Александр Чаковский - Блокада. Знаменитый роман-эпопея в одном томе Страница 39

Тут можно читать бесплатно Александр Чаковский - Блокада. Знаменитый роман-эпопея в одном томе. Жанр: Проза / О войне, год -. Так же Вы можете читать полную версию (весь текст) онлайн без регистрации и SMS на сайте Knigogid (Книгогид) или прочесть краткое содержание, предисловие (аннотацию), описание и ознакомиться с отзывами (комментариями) о произведении.

Александр Чаковский - Блокада. Знаменитый роман-эпопея в одном томе читать онлайн бесплатно

Александр Чаковский - Блокада. Знаменитый роман-эпопея в одном томе - читать книгу онлайн бесплатно, автор Александр Чаковский

В коридоре он легонько прикоснулся к плечу Королева и, когда тот обернулся, сказал:

— Здравствуйте, Иван Максимович, мы ведь знакомы.

— Здорово, майор, — ответил, пристально вглядываясь в него, Королев, — помню. Павла сослуживец. Верно?

— Да, да, — торопливо подтвердил Звягинцев.

— Так что же, война? — строго спросил Королев.

— Еще трудно сказать, — смущенный его требовательно-строгой манерой, ответил Звягинцев, — возможны провокации. Однако…

— Что вы все заладили — «провокации, провокации»… — пережил его Королев. — Я про существо, не про название спрашиваю.

— Не думаю, чтобы они решились всерьез, — неуверенно начал было Звягинцев, стараясь хотя бы сейчас сгладить впечатление от своей явно самовольной речи, но Королев снова прервал его.

— Не думаешь!.. — слегка растягивая слова, повторил он. — А что Гитлер думает, ты знаешь? Это для меня сейчас важнее.

Он сделал движение рукой, как бы отмахиваясь от Звягинцева, и, вытащив из кармана пачку «Ракеты», отвернулся в сторону.

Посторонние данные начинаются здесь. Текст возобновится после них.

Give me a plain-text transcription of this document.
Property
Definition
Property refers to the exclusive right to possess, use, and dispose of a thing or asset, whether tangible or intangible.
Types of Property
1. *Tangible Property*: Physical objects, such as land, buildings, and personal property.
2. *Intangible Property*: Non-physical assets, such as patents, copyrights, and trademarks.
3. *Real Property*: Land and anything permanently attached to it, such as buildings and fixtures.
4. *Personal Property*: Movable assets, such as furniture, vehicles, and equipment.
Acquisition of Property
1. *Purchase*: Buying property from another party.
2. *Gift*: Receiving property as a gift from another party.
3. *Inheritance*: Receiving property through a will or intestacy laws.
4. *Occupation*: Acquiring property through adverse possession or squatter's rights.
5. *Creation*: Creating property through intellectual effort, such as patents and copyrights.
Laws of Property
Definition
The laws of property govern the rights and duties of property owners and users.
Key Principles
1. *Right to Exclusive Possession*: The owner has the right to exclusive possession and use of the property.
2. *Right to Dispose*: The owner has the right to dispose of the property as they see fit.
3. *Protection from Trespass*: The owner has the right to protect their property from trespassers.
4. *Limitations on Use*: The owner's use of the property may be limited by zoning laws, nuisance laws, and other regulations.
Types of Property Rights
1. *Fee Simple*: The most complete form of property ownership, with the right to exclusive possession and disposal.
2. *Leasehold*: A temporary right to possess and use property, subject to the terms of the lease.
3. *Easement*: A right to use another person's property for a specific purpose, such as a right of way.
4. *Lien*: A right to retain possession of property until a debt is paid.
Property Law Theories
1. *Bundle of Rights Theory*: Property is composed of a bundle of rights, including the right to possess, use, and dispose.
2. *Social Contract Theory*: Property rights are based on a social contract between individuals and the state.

— Иван Максимович, я хочу вас спросить… — с неожиданной робостью произнес Звягинцев.

Королев сосредоточенно раскуривал папиросу, не глядя на него.

— Я хочу вас спросить, — повторил Звягинцев, — о Вере… Где она? Последний раз, когда мы говорили по телефону, она сказала, что собирается уехать…

Королев покрутил в желтых пальцах обгоревшую спичку, сунул ее обратно в коробку и пробурчал:

— Уехала. В Белокаменск. К тетке.

— Я думаю, ее надо срочно вызвать обратно. Конечно, это не север, Белокаменску ничего не грозит, но все же…

На этот раз Королев пристально поглядел на Звягинцева.

— Вызвать, говоришь?.. — повторил он, потом ухватил двумя пальцами Звягинцева за портупею, слегка притянул к себе и, понизив голос, спросил: — Значит, будет война, майор?

— Боюсь, что будет, Иван Максимович, — чуть слышно ответил Звягинцев.

— Так, так, — покачал головой Королев. Потом вынул часы, открыл крышку, посмотрел и сказал: — Пора. Прошли наши десять минут.

В этот момент дверь, ведущая в кабинет Васнецова, открылась и чей-то громкий голос произнес:

— Майора Звягинцева к телефону!

Звягинцев поспешно вернулся в кабинет. Васнецов по-прежнему сидел, казалось, погруженный в чтение. Трубка одного из телефонов была снята и лежала на столе.

Когда Звягинцев подошел, Васнецов, не глядя на него, кивнул на лежащую трубку и коротко сказал:

— Из штаба.

Звягинцев схватил трубку, плотно прижал ее к уху. Незнакомый голос произнес:

— Майор Звягинцев? Говорит дежурный. Вас вызывает начштаба. Машина за вами вышла.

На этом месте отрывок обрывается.